On March 6, 2018, the U.S. Department of Labor announced a new nationwide pilot program called “PAID” – Payroll Audit Independent Determination. For an initial 6 month trial period, employers can self-audit their wage and hour practices. If violations are found, an employer can voluntarily report it to the DOL’s Wage and Hour Division (WHD), in hopes of resolving the potential violations without liquidated damages penalties (usually an amount equal to the back wages due) and with a release of claims (as to the violations only).
Why? The DOL is hopeful that employers who discover violations will come forward and pay the employee 100% due promptly, in exchange for a settlement waiver and no liquidated damages, lawsuit, attorneys’ fees, etc. In turn, employees are paid faster than in a lawsuit or DOL investigation, and 100% of what is allegedly due.
Who is eligible? All employers subject to the FLSA. The program cannot be used for any pending investigation, arbitration, lawsuit, or threatened lawsuit (with an attorney involved). Also repeat offenders are ineligible.
What’s the catch? The DOL notes that it is an employee’s right to not accept the back wages, and not release any private right of action against the employer (and they cannot be retaliated against for such refusal). Further, unlike a typical litigation settlement release, the release must be narrowly tailored to only the identified violations (i.e. overtime, minimum wage, off-the-clock, misclassification, recordkeeping (for every violation)), and time period for which the back wages are paid. The WHD can still conduct future investigations of the employer, and employers cannot use the program to repeatedly resolve the same violations. So, in reality, an employer could notify 100 employees that they were paid incorrectly, and 90 accept and 10 reject and file a lawsuit seeking liquidated damages and attorneys’ fees (since they were just told by the employer that they “stole” their wages).

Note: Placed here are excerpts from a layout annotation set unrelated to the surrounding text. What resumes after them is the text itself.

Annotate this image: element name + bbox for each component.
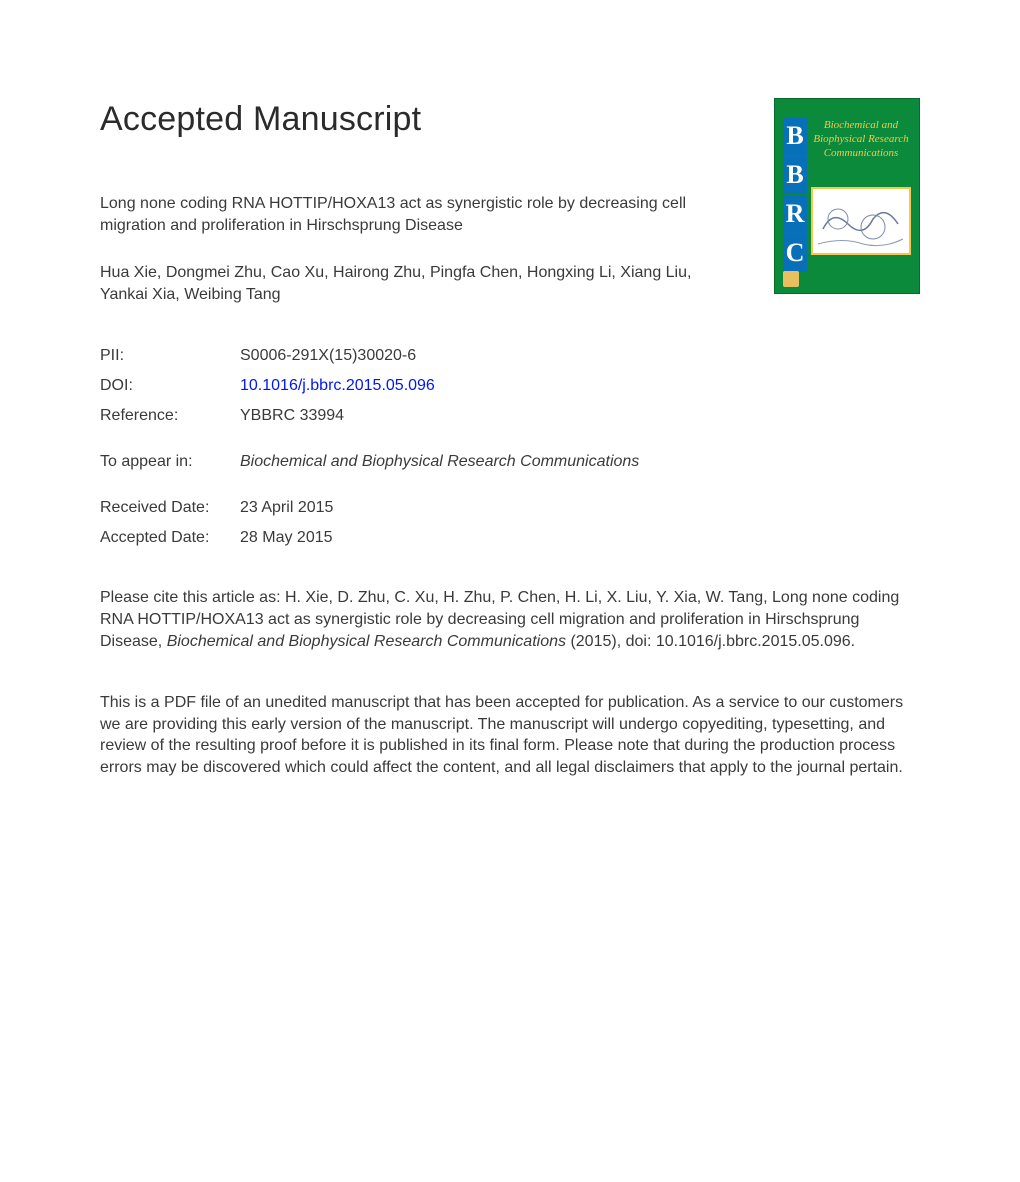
- meta-row-pii: PII: S0006-291X(15)30020-6: [100, 347, 920, 365]
- appear-in-block: To appear in: Biochemical and Biophysica…: [100, 453, 920, 471]
- citation-text: Please cite this article as: H. Xie, D. …: [100, 587, 920, 652]
- cover-letter: B: [783, 117, 807, 155]
- meta-value-received: 23 April 2015: [240, 499, 333, 517]
- meta-row-appear: To appear in: Biochemical and Biophysica…: [100, 453, 920, 471]
- cover-journal-name: Biochemical and Biophysical Research Com…: [811, 119, 911, 160]
- meta-row-received: Received Date: 23 April 2015: [100, 499, 920, 517]
- doi-link[interactable]: 10.1016/j.bbrc.2015.05.096: [240, 377, 435, 395]
- journal-cover-thumbnail: B B R C Biochemical and Biophysical Rese…: [774, 98, 920, 294]
- manuscript-page: B B R C Biochemical and Biophysical Rese…: [0, 0, 1020, 1182]
- meta-value-pii: S0006-291X(15)30020-6: [240, 347, 416, 365]
- citation-journal: Biochemical and Biophysical Research Com…: [167, 633, 566, 650]
- meta-label: Accepted Date:: [100, 529, 240, 547]
- meta-value-journal: Biochemical and Biophysical Research Com…: [240, 453, 639, 471]
- cover-letter: C: [783, 234, 807, 272]
- cover-letter: R: [783, 195, 807, 233]
- meta-label: DOI:: [100, 377, 240, 395]
- meta-row-doi: DOI: 10.1016/j.bbrc.2015.05.096: [100, 377, 920, 395]
- meta-row-accepted: Accepted Date: 28 May 2015: [100, 529, 920, 547]
- article-title: Long none coding RNA HOTTIP/HOXA13 act a…: [100, 193, 740, 236]
- meta-row-reference: Reference: YBBRC 33994: [100, 407, 920, 425]
- cover-artwork: [811, 187, 911, 255]
- author-list: Hua Xie, Dongmei Zhu, Cao Xu, Hairong Zh…: [100, 262, 740, 305]
- meta-value-accepted: 28 May 2015: [240, 529, 333, 547]
- metadata-table: PII: S0006-291X(15)30020-6 DOI: 10.1016/…: [100, 347, 920, 425]
- cover-acronym: B B R C: [783, 117, 807, 272]
- meta-label: Received Date:: [100, 499, 240, 517]
- cover-letter: B: [783, 156, 807, 194]
- meta-value-reference: YBBRC 33994: [240, 407, 344, 425]
- disclaimer-text: This is a PDF file of an unedited manusc…: [100, 692, 920, 778]
- meta-label: To appear in:: [100, 453, 240, 471]
- dates-block: Received Date: 23 April 2015 Accepted Da…: [100, 499, 920, 547]
- citation-suffix: (2015), doi: 10.1016/j.bbrc.2015.05.096.: [566, 633, 855, 650]
- elsevier-logo-icon: [783, 271, 799, 287]
- meta-label: Reference:: [100, 407, 240, 425]
- meta-label: PII:: [100, 347, 240, 365]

That being said, an employer could, as always, pay the employee the alleged back wages due in a supplemental check, and thus cut off their alleged damages as to that portion (which makes it a lot less attractive as a case to a plaintiff’s attorney), but they will not get a release. Sure, the employee cannot be forced to cash the check, but that would be a remote occurrence. Of course, the employee could still sue, stating they are entitled to interest or liquidated damages, etc., but such suit would likely not sit as well before a court without additional claims (i.e. you were paid what you were due, why are you taking up our limited judicial resources…).

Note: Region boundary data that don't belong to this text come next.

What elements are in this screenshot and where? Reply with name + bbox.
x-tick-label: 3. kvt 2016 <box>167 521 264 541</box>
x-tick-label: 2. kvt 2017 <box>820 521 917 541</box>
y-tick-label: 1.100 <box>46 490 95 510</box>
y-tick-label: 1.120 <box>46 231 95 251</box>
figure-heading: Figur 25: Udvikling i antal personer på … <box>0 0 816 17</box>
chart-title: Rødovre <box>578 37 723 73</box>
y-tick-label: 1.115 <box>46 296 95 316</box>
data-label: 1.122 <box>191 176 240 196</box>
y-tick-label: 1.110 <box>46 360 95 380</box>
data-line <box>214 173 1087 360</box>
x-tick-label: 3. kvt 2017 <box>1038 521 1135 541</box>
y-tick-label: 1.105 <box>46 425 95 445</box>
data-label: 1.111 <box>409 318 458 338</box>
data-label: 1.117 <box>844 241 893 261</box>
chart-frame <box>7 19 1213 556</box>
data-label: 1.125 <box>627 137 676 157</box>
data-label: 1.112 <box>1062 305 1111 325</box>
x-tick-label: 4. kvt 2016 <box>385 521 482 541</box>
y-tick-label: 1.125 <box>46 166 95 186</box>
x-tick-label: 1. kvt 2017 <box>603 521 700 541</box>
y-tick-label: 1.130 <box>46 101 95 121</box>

How does the process work? Employers wanting to participate must review the program information and compliance assistance materials that will be available on the PAID website. The employer then conducts the audit and identifies the potential violations, affected employees, time frame, and back wages. Next, the employer contacts WHD to discuss the issues, and the WHD determines if it will allow the employer to participate in the program. If allowed, the employer must then submit information such as the backup calculations, scope of violations for release, certification that this is all in good faith and the materials have been reviewed, and that practices will be adjusted to avoid the same violation in the future. The WHD finally issues a summary of unpaid wages (this is likely the same form they use today except no liquidated damages will be assessed). KEY – once this process has been completed, the employer must issue the back wages by the end of the next full pay period. Thus, employers should be careful to not begin/end the process until ready and able to pay.

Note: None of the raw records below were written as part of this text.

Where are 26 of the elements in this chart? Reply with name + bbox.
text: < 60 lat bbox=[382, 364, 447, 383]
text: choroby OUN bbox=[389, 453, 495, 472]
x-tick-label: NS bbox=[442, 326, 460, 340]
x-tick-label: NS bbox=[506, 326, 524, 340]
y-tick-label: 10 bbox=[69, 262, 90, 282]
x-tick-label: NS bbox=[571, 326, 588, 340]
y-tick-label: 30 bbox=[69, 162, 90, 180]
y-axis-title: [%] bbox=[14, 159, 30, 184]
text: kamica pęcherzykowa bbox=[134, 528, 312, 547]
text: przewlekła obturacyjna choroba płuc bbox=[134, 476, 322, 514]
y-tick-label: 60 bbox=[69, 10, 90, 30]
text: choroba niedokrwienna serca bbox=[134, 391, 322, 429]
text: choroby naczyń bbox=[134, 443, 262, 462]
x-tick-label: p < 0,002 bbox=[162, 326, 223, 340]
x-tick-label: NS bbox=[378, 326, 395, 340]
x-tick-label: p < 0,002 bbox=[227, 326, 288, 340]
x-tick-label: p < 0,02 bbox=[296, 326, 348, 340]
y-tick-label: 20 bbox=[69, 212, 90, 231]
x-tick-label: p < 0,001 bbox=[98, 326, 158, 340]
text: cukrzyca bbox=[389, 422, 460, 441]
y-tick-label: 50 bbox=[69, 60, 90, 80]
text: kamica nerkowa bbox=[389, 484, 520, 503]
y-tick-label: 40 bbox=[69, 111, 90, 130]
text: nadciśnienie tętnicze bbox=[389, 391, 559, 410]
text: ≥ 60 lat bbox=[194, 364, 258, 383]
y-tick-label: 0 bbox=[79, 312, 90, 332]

In reality…while some are calling it a “get out of jail free card” for employers, I really don’t see it. An employer who discovers an error after a good faith internal investigation can chose to report itself to the DOL. Now, they are on the DOL’s radar with an admission that they believe they have paid their employees in error. The DOL can reject participation in the program and conduct a full investigation. If the DOL allows participation, all affected employees will be notified of the error (who may not have otherwise known), and can chose to opt-out and file a private lawsuit against the employer that just came clean. Further, neither relieves the employer of a future DOL investigation. Get out of jail free card? I think not. More like playing a game of Risk.